Equality of opportunity is no new goal. Since its founding this nation has aspired toward that ideal and has worked to realize it. But it has taken a grueling civil war, protracted struggles for women’s suffrage and civil rights, a massive body of laws and a steady influx of immigrants who have enriched the citizenry to set the stage for this historical moment. It has also required the ratification of the 15th and 19th Amendments to the Constitution, giving black males first (in 1870) and then women (in 1920) the right to vote. Until potential leaders could vote, obtain an education and rise on their merits in the workplace, the pool of qualified leaders was kept small. In those days equality walked paces behind the rhetoric extolling it. That has changed.
The electorate has changed, too. It determines which qualified candidates are electable, and social acceptability is a major element in electability. No law barred Al Smith from receiving his party’s nomination in 1928, and the delegates were willing to gamble on a victory. But Smith’s Catholicism was a major hurdle for voters. Three decades later, the electorate had become accepting enough to put John F. Kennedy in the White House.
Today’s presidential possibles walk in the footsteps of many others.
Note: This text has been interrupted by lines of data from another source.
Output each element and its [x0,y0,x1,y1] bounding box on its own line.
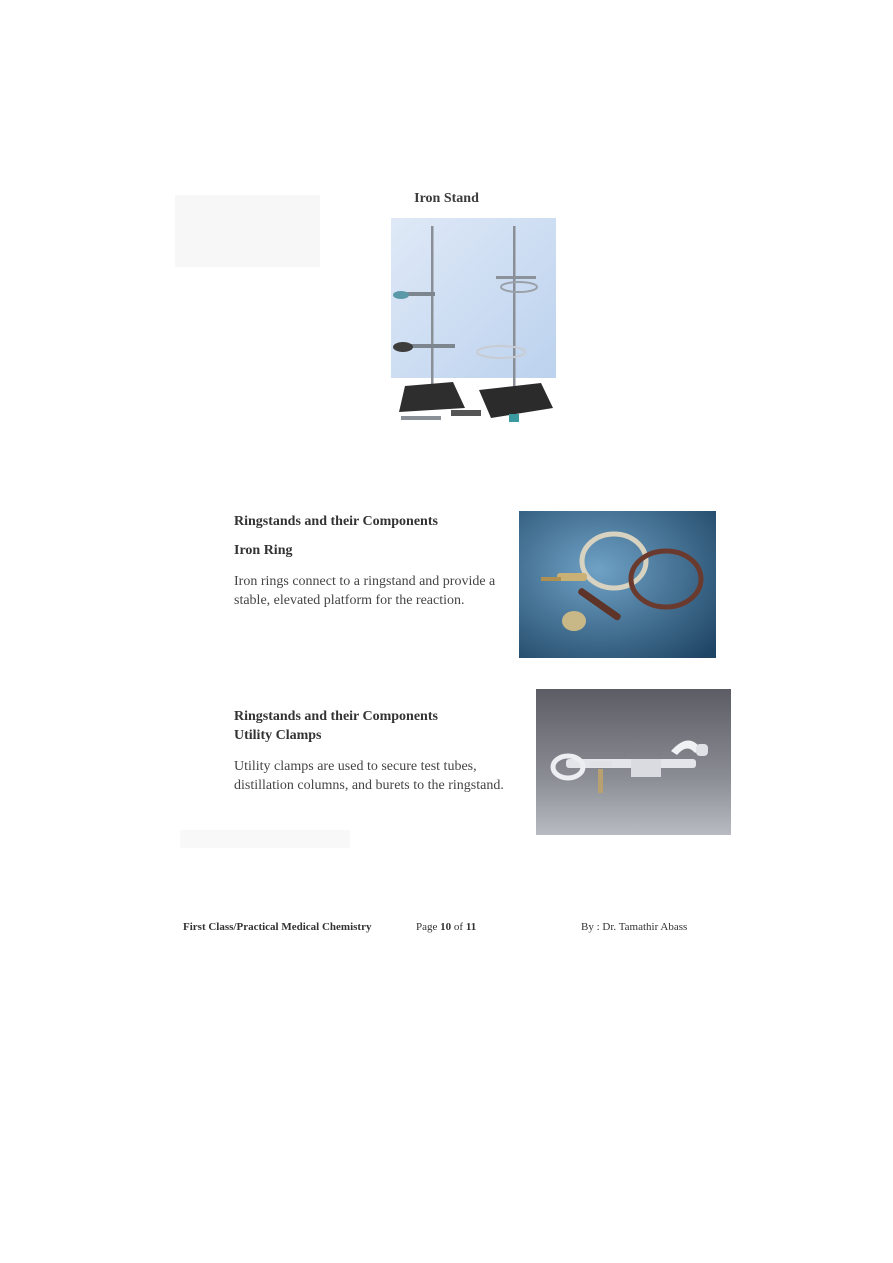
footer-page-indicator [416,921,476,933]
section-heading: Ringstands and their Components [234,514,438,529]
footer-page-of: of [451,921,466,933]
footer-author: By : Dr. Tamathir Abass [581,921,688,933]
footer-page-total: 11 [465,921,477,933]
section-heading: Ringstands and their Components [234,709,438,724]
footer-course: First Class/Practical Medical Chemistry [183,921,372,933]
section-text-line: stable, elevated platform for the reaction. [234,593,465,608]
footer-page-number: 10 [440,921,452,933]
iron-ring-photo [519,511,716,658]
scan-smudge [180,830,350,848]
iron-stand-photo [391,218,556,428]
section-text-line: Utility clamps are used to secure test tubes, [234,759,477,774]
figure-title: Iron Stand [414,191,479,206]
section-text-line: distillation columns, and burets to the ringstand. [234,778,504,793]
section-subheading: Utility Clamps [234,728,322,743]
footer-page-prefix: Page [416,921,441,933]
section-text-line: Iron rings connect to a ringstand and provide a [234,574,496,589]
section-subheading: Iron Ring [234,543,293,558]
utility-clamp-photo [536,689,731,835]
Delegates at the 1984 Democratic convention, for instance, nominated Geraldine Ferraro for vice president (one first) and voted on a slate of potential presidential nominees that included Jesse Jackson (another first). By convention’s end Gary Hart trailed the nominee, Walter Mondale, and Jackson trailed Hart, but Jackson had set a precedent. He had shown that seven generations after the abolition of slavery, an African-American could run for president and find support among voters beyond an African-American constituency.
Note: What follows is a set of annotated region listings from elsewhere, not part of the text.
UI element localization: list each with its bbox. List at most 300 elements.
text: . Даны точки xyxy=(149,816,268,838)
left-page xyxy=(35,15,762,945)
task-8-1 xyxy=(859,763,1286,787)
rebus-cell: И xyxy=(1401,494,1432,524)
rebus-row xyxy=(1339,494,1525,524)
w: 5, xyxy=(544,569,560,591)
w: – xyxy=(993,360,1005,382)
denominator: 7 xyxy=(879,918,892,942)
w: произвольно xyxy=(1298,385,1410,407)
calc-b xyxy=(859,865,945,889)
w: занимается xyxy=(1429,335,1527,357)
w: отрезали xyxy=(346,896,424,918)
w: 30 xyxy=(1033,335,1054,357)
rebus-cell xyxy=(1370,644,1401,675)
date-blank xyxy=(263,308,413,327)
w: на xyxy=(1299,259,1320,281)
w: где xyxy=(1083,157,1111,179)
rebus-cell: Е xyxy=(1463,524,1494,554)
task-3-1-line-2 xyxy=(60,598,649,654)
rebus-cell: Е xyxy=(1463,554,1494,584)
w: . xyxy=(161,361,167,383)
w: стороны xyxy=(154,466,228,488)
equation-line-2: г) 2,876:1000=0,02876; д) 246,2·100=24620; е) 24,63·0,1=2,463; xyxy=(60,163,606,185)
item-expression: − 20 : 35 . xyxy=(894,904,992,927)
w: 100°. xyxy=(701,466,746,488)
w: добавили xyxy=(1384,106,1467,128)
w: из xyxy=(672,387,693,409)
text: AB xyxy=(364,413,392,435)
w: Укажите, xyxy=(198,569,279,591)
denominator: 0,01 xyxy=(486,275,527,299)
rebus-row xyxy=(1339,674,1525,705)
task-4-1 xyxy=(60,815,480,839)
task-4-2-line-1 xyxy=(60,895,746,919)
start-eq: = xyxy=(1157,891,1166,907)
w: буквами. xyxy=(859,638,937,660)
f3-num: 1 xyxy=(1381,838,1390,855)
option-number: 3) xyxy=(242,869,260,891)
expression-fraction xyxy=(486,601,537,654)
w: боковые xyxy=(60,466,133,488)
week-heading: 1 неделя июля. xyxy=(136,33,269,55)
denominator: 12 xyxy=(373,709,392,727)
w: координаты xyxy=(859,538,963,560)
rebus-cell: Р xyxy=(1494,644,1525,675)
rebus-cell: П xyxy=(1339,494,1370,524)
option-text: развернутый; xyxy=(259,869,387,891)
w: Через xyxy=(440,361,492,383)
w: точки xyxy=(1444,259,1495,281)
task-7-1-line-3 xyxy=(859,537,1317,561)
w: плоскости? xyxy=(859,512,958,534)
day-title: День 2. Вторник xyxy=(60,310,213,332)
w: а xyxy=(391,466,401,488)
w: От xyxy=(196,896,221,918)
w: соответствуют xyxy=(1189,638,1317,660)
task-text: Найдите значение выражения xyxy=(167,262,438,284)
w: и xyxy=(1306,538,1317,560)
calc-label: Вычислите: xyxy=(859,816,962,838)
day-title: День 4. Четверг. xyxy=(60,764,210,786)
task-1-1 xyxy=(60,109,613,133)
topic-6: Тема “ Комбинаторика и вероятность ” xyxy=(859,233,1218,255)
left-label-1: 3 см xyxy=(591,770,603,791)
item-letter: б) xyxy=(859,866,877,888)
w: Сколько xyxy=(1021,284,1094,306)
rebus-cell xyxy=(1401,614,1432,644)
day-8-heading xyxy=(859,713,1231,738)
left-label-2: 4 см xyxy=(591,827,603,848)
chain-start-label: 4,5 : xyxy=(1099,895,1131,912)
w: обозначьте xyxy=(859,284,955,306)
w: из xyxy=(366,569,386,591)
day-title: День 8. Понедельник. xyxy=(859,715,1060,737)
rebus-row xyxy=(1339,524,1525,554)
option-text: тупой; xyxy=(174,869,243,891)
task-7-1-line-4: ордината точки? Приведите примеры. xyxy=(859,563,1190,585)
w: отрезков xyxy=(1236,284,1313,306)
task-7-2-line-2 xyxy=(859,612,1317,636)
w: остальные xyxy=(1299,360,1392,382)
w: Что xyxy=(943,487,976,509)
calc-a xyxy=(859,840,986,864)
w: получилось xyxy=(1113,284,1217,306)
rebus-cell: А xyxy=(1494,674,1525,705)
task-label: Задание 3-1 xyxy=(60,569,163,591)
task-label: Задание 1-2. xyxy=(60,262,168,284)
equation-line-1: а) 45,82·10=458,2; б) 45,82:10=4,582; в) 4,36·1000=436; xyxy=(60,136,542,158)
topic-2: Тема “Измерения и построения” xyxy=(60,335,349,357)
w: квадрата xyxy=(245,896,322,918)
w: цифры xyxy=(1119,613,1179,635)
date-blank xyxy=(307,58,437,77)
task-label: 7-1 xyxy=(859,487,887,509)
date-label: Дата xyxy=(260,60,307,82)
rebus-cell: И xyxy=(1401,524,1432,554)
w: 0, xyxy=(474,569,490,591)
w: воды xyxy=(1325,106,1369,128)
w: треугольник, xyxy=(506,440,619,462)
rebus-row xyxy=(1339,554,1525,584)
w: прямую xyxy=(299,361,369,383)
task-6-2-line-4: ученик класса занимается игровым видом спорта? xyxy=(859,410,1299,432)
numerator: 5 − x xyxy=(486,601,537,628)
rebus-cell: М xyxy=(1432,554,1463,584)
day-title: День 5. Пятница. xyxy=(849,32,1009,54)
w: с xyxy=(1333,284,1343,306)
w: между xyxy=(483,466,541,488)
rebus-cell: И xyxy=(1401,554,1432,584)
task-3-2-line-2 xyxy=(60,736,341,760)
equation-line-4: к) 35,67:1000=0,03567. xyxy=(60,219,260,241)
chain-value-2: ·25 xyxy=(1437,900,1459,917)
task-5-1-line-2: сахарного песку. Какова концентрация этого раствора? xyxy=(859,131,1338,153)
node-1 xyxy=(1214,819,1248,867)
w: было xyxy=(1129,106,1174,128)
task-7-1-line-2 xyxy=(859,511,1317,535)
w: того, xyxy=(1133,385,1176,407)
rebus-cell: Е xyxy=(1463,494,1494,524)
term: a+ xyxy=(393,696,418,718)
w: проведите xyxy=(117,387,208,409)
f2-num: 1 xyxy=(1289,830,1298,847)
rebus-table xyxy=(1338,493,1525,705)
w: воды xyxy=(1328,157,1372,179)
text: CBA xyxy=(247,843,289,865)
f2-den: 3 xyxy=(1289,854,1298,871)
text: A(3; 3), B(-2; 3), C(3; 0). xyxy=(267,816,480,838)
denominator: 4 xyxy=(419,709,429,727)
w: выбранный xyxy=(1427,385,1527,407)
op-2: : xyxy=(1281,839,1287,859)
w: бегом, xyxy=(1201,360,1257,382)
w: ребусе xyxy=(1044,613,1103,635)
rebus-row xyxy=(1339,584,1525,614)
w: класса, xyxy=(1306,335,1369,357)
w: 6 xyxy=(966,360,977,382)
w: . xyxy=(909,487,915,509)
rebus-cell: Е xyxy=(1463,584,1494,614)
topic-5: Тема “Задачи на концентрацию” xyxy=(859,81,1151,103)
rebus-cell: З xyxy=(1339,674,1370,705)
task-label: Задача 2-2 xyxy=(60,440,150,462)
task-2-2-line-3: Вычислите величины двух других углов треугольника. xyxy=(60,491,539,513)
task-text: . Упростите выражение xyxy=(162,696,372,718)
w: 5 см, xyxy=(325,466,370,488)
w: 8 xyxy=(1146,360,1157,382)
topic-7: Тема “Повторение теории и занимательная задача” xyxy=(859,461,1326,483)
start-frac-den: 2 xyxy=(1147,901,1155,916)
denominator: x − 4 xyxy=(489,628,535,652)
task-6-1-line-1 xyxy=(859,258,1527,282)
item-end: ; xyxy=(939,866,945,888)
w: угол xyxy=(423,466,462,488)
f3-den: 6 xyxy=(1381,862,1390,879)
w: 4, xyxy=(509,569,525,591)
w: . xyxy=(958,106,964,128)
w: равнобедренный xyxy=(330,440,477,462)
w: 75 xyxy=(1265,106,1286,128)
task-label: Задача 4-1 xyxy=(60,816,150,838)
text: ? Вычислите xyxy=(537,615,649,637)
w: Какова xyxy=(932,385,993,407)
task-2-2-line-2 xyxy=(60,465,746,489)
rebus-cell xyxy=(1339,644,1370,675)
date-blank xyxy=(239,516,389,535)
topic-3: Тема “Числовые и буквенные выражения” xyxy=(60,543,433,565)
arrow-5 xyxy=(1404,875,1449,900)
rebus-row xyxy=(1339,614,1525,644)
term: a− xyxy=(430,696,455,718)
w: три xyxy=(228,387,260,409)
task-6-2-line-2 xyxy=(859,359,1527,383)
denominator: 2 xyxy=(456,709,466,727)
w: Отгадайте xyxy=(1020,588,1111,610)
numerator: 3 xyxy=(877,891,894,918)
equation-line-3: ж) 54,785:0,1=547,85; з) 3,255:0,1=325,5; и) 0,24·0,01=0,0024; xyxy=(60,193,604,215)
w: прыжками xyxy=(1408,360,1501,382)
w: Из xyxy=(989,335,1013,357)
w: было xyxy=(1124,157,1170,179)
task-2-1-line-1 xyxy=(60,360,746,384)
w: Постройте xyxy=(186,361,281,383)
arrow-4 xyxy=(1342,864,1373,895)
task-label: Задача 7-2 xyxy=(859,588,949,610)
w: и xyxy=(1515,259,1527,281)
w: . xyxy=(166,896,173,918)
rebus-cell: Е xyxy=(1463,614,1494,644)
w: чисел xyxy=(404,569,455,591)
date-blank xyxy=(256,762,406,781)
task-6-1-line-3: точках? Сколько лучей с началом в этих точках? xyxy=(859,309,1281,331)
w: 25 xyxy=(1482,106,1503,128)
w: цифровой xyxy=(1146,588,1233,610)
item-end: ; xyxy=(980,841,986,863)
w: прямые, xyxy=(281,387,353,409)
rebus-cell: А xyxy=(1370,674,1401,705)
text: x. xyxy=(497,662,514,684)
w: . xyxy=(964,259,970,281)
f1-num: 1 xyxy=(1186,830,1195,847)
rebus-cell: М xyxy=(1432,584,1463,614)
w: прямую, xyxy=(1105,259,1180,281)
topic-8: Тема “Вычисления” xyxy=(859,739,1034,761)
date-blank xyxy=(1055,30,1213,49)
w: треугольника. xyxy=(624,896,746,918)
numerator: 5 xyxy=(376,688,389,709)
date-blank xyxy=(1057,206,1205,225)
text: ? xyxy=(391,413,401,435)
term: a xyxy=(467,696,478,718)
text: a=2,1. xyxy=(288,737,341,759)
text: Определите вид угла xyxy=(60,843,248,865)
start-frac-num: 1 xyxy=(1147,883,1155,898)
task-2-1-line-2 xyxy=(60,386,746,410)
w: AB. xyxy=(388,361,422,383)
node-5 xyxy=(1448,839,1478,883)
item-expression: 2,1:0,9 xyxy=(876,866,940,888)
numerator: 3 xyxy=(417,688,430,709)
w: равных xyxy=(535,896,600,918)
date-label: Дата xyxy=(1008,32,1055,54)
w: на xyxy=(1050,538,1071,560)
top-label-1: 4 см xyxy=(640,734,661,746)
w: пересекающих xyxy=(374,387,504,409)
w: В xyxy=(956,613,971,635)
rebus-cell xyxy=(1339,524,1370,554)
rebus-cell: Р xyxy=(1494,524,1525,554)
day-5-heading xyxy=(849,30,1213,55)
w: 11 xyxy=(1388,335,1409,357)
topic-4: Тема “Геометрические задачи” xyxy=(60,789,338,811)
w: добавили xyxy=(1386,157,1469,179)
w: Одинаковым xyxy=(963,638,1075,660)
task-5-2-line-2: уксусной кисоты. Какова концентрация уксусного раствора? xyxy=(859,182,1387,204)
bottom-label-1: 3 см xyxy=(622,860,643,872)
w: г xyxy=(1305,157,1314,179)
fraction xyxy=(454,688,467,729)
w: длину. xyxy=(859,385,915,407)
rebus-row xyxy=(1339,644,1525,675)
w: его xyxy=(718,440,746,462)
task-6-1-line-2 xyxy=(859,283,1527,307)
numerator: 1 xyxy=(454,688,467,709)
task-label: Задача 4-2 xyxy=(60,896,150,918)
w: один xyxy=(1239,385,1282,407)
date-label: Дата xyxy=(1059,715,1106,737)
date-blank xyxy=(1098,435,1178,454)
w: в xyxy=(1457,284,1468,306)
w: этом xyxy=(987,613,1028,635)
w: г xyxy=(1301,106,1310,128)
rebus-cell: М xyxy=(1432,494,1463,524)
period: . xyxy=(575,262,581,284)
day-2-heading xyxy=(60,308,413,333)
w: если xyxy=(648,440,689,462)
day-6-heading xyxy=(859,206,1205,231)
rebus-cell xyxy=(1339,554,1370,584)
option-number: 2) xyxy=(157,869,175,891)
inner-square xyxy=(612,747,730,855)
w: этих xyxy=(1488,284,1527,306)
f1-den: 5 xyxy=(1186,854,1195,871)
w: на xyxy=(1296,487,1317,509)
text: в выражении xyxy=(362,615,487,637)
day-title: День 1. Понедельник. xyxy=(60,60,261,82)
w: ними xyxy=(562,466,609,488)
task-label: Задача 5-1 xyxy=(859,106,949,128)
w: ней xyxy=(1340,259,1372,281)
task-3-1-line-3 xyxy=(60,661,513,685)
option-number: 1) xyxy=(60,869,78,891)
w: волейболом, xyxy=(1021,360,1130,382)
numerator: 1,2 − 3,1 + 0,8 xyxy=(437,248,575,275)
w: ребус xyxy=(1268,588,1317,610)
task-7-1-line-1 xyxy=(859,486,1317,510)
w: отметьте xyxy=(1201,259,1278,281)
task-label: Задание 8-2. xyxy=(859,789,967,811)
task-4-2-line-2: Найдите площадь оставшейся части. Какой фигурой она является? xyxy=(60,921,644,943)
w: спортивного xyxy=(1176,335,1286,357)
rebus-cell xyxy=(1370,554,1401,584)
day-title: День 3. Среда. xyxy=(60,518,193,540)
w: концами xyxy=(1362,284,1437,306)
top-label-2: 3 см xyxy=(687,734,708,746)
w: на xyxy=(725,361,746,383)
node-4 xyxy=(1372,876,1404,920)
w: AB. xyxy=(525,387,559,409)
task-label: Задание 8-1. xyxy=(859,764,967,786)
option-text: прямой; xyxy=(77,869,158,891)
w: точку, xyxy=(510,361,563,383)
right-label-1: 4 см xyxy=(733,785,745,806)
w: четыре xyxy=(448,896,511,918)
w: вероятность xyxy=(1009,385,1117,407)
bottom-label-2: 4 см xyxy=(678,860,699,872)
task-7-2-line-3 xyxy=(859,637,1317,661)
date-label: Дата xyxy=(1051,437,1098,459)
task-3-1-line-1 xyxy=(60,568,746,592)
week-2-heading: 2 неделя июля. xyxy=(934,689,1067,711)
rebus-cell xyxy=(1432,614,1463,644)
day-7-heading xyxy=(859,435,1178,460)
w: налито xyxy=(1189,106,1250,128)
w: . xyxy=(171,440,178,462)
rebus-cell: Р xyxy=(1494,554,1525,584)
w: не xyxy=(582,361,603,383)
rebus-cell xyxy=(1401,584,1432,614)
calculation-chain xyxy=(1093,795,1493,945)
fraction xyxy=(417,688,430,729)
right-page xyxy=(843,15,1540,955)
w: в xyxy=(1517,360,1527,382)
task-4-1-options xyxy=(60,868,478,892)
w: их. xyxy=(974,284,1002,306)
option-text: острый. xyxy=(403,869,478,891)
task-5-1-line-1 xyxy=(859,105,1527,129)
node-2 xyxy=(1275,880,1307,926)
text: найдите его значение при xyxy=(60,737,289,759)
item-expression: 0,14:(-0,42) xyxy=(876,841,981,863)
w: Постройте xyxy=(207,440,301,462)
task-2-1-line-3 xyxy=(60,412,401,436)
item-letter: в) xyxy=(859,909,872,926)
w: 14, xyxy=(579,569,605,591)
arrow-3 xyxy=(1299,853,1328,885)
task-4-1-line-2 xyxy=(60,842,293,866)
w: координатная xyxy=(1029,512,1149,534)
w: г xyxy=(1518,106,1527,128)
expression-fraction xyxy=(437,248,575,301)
For every candidate who does not fit the past presidential profile, electability includes an unfair burden. A prior issue must always be broached: the voter’s readiness to accept the nominee’s gender, race, religion and so on. If a voter will not countenance an African-American, a woman, a Chinese-American or a Hindu, the specific candidate does not matter. This is the other side of how far we have come and a measure of how far we still must go.
It is ironic that the march toward diversityso gradual or perhaps so in step with the changes among the electoratehas begun to seem natural, expected, a yawner, almost a self-evident right. Of itself, this is a striking measure of progress. Consider that in 2000, when Elizabeth Dole’s brief bid for the Republican presidential nomination came up short in the Iowa straw poll, she withdrew from the contest before any primary election had been held. Few blamed her gender for her failure to raise enough money or voter interest. That same year, when Joseph Lieberman ran for vice president, the fact that he was Jewish was conspicuous as a nonissue. Voters seemed to realize that as a pro-business hawk, his presence was to counterbalance Al Gore. Theirs was an electable duo that won the popular vote.
To entertain the question of who, realistically, can become president of the United States brings to mind any number of groups that are still not electable, whatever an individual nominee’s particular qualifications. But time favors diversity. Just this year the first Muslim-American won a seat in Congress.
Why celebrate our tardiness, given that other nations (Great Britain, India, Israel, Pakistan, Chile, Norway ) have elected female heads of government, and that a leader like Nelson Mandela has shown the world how powerful and magnanimous an African leader can be? Our country is not at the forefront in these respects, it is true. The reason for celebrating has nothing to do with comparisons among nations, but everything to do with comparing our society’s actions with its own espoused values.